Here’s a great presentation, showing how useless triclosan really is:
And here’s Senator John Marty explaining why they banned the compound in Minnesota:
How to Reduce Your Triclosan Exposure
At this point, you’re probably wondering how to reduce your exposure to triclosan. And luckily, there are few tricks that you can do to pretty much completely cut off your exposure to the substance.
First one is obviously tossing away all the “antibacterial” products from your house that you suspect could contain triclosan. Check your toothpaste, soaps, shampoos, deodorants, etc. Then switch everything to triclosan-free products.
NOTE: Triclosan is not the only endocrine disrupting compound in personal care items. Thus, why I personally use and recommend organic & natural hygiene products. If you don’t care to change everything, at least consider using these natural personal care items.

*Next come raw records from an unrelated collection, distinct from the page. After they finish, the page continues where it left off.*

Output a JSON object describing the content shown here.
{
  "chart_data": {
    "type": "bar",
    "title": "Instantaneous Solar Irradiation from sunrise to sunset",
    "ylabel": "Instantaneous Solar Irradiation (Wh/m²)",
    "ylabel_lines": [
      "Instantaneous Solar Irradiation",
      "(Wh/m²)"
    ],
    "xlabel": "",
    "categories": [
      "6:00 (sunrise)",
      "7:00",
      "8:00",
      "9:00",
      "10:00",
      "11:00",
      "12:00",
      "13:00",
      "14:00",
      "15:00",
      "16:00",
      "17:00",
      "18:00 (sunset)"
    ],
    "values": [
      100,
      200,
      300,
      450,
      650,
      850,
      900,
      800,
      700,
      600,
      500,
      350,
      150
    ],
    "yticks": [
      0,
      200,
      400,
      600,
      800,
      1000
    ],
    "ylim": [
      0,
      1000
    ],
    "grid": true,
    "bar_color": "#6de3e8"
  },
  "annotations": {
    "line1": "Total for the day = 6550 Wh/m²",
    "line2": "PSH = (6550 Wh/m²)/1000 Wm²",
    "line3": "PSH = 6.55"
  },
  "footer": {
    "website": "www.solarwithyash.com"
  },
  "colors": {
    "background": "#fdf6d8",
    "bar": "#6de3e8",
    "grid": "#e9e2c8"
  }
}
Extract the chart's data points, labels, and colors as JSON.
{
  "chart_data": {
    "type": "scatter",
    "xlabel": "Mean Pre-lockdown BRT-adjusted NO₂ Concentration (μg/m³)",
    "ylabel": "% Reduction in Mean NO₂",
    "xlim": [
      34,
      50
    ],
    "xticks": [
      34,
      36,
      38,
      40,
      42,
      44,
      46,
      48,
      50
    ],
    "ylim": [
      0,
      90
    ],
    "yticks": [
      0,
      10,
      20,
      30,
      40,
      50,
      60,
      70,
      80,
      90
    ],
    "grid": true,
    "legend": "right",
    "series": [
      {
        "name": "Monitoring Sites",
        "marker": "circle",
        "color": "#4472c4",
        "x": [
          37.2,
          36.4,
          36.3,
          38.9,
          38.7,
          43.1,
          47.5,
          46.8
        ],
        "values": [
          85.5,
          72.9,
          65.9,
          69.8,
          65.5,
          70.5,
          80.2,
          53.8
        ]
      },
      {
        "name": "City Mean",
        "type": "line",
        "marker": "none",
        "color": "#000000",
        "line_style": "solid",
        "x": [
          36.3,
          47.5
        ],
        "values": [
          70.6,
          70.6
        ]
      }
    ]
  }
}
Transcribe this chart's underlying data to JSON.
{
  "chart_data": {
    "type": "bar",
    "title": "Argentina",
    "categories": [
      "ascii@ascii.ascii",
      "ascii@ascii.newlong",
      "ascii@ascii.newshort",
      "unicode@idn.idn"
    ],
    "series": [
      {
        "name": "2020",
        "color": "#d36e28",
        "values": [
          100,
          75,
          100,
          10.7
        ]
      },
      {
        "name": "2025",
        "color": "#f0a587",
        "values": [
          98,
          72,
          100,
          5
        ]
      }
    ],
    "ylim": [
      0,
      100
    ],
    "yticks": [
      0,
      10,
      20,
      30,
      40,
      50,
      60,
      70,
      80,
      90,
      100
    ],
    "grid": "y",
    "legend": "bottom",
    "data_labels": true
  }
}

And the second thing would be to either drink spring water, or to drink only filtered tap water. This is because unfiltered tap water can contain traces of triclosan and also triclosan by-products (many of which are dioxins).
Triclosan is useless in what it’s proclaimed to do. The risks of the chemical easily out weight the benefits, which are pretty much non-existent anyway.
It will be only a matter of time before the FDA finally bans this useless chemical, but do you seriously have to wait for that?
Just toss away the triclosan laden “antibacterial” products and replace them with safer and equally as effective products.